Fritz: Discussed S15 Large Scale Tests. PanStarrs likely to be used for KPI. Nebula being used for some development but need access to larger datasets.

Jason: NCSA will provide access to Nebula for larger datasets, likely SMB from GPFS.

Fritz: Work at IN2P3 focuses on perf/integration testing. DBDev usage still in progress. Understood that hardware is not under warranty. Is ok to let it 'fade away'. Not using Docker in Nebula yet but availability of docker will be required.

Fritz: IN2P3 is 2x25 QServ clusters

Fabio: Will provide QServ environment as long as necessary, under no pressure to free resources. Helps with understanding the technology. Can be used later for WAN testing IN2P3->NCSA

Fritz: Wants PanStarrs @ IN2P3 when available

Fritz: Multiple developers needing to conduct concurrent 'wide' tests.
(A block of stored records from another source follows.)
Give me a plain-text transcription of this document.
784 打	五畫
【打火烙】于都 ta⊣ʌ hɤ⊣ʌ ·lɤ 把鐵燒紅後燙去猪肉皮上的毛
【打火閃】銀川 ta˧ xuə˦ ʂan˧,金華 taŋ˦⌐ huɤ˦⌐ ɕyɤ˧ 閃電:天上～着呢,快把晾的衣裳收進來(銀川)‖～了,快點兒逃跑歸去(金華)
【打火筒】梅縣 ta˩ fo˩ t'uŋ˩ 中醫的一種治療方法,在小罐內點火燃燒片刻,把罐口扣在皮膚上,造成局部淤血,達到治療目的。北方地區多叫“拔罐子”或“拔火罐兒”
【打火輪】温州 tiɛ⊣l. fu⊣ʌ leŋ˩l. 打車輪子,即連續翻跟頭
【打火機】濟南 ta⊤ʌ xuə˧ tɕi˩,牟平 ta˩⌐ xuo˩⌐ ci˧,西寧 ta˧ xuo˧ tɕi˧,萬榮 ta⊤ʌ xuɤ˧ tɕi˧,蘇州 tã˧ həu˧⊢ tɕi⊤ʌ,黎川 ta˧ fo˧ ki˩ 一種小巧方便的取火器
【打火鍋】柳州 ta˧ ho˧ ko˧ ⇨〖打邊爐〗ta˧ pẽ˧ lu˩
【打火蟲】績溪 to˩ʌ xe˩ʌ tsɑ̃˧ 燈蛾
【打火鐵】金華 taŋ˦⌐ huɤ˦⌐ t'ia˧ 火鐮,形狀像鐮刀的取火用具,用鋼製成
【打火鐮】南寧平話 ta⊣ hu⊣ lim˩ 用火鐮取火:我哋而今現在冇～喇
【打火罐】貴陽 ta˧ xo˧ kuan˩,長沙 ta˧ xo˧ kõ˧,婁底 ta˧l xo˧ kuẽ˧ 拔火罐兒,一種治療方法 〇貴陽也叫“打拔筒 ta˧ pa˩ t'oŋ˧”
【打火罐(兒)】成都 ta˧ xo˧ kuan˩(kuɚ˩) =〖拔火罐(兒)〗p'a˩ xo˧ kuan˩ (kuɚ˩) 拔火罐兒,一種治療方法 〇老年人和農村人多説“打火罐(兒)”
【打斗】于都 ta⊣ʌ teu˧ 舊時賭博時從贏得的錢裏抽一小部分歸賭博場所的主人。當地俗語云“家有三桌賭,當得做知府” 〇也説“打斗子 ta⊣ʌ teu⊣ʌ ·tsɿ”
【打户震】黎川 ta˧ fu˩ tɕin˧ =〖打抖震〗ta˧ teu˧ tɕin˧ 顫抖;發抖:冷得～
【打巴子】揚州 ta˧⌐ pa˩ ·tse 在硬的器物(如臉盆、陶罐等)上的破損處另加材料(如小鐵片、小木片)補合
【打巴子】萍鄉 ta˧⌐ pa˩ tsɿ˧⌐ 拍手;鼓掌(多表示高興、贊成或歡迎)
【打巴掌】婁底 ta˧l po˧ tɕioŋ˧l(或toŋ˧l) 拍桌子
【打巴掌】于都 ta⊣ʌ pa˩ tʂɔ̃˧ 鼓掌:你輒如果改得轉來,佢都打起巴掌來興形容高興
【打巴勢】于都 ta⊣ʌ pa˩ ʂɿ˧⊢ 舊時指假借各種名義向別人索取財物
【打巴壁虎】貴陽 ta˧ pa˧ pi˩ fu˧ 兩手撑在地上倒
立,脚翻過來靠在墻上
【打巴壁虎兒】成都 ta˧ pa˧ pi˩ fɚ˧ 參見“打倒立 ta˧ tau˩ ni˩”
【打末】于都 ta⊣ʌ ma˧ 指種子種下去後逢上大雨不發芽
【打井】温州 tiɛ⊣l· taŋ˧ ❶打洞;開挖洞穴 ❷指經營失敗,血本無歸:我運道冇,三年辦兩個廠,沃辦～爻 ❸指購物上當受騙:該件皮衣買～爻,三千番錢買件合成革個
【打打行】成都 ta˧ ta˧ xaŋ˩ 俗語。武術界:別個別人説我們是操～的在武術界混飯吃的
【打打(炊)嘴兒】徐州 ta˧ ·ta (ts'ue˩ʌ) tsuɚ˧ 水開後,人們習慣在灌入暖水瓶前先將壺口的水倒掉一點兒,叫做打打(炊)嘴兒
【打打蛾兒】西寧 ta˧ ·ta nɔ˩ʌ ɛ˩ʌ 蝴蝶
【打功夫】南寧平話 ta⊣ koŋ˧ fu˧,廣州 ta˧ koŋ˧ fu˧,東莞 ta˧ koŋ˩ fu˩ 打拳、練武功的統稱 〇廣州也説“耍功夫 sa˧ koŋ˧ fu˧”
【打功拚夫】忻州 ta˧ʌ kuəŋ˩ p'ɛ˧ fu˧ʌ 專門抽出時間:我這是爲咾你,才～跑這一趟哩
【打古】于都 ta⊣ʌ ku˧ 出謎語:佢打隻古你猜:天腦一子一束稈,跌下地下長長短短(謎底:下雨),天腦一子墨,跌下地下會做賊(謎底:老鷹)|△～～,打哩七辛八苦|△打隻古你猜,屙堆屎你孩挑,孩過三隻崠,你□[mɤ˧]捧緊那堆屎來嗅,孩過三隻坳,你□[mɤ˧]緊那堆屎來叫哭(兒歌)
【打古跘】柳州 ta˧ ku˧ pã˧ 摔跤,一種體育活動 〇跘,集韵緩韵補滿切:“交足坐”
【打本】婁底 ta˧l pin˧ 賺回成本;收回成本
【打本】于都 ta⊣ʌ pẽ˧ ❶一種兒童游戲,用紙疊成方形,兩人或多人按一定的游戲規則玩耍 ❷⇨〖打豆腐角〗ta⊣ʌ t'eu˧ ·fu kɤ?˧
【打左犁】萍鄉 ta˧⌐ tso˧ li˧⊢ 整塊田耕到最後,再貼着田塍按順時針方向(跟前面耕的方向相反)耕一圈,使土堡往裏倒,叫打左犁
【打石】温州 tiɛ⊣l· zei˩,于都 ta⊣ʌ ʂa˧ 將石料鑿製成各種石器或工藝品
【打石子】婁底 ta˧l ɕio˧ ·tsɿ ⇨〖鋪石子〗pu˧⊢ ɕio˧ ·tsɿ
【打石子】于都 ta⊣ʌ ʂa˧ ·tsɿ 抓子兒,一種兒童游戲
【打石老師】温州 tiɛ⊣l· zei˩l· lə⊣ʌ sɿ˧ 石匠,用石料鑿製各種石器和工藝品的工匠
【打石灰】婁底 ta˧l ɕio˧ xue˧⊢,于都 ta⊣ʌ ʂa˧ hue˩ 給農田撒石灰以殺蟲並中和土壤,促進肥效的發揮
Need more resources. Need stable environment for SUI integration and dedicated environment for development

Jason: 2x25 for replication testing at NCSA plus PanStarrs environment. Can the integration environment be less nodes?
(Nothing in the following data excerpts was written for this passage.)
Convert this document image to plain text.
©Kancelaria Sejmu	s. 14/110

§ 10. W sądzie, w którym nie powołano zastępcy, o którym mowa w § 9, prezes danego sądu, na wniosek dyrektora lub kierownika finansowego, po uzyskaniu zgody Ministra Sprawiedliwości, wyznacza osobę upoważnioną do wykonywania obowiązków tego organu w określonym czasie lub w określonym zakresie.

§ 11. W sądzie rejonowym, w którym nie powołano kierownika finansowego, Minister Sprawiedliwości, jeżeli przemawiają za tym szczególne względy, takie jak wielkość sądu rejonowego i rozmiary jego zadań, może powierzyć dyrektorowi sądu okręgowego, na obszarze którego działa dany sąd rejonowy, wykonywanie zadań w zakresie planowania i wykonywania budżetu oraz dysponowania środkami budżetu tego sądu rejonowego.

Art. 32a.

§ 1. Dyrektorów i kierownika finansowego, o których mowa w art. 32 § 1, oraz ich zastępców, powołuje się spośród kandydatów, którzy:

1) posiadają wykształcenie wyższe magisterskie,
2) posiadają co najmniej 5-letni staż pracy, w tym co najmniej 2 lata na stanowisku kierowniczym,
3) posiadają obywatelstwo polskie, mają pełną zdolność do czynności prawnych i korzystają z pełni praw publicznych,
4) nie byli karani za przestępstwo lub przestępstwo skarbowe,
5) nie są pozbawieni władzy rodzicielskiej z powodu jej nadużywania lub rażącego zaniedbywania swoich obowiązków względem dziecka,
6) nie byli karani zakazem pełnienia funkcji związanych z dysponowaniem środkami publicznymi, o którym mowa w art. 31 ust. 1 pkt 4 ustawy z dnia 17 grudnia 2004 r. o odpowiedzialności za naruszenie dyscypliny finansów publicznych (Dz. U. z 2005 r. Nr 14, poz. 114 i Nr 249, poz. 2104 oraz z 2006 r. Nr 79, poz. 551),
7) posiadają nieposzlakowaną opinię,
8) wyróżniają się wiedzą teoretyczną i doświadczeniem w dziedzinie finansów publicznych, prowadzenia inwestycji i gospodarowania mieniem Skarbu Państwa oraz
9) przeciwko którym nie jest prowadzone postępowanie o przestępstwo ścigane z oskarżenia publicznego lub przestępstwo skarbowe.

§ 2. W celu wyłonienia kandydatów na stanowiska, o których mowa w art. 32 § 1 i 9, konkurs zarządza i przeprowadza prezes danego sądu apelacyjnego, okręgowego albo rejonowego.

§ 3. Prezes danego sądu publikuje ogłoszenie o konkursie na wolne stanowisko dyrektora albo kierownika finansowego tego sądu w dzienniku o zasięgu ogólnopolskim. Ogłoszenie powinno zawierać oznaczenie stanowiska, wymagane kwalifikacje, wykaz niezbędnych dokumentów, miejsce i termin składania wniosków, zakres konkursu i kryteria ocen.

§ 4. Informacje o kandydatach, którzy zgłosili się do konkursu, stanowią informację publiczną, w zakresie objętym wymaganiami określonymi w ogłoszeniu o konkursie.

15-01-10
Fritz: Data is spatially sharded, small number of nodes not useful. Multi node parallelism, less nodes = larger shards = less performance. 

Fritz: Currently using Stripe 82 data, 33.2TB (1.4TB/node + OS)

Yvan: Admin model: 52 nodes (2x25 workers, 1 build, 1 monitor). SSH gateway, all QServ nodes on a private network. Root access not given. Puppet + docker + ganglia + syslog-ng.

Fritz: Model is satisfactory. Timely response from Yvan is critical. Yvan installs/updates packages. Making use of public docker registry; will need local registry at some point. 

Jason: What about the security model of Qserv? How to allow users to access the integration environment? This impacts when/where/how we deploy the integration environment.

Fritz:Security model is a work in progress. Will need a discussion with SUI (Gregory Dubois-Felsmann Unknown User (xiuqin)), QServ, Science users

(ACTION) Jason: I will get  this meeting arranged. It impacts our timeline and designs

Jason: How about using the current hardware as a baseline? Is it sufficient?

Fritz: Hardware is sufficient. More is better (cpu, ram). Working is progressing, expect to grow capabilities which will require memory intensive workloads. Multi master environments coming soon.Secondary Index to require multi TB per Czar (Master) node.

(ACTION) Jason: I will put together a hardware plan and we can discuss with leadership (Kian-Tat LimMario JuricJacek Becla)



1 Comment

  1. Please keep Brian Van Klaveren in the loop for the security model/SUI/Qserv/science users meeting.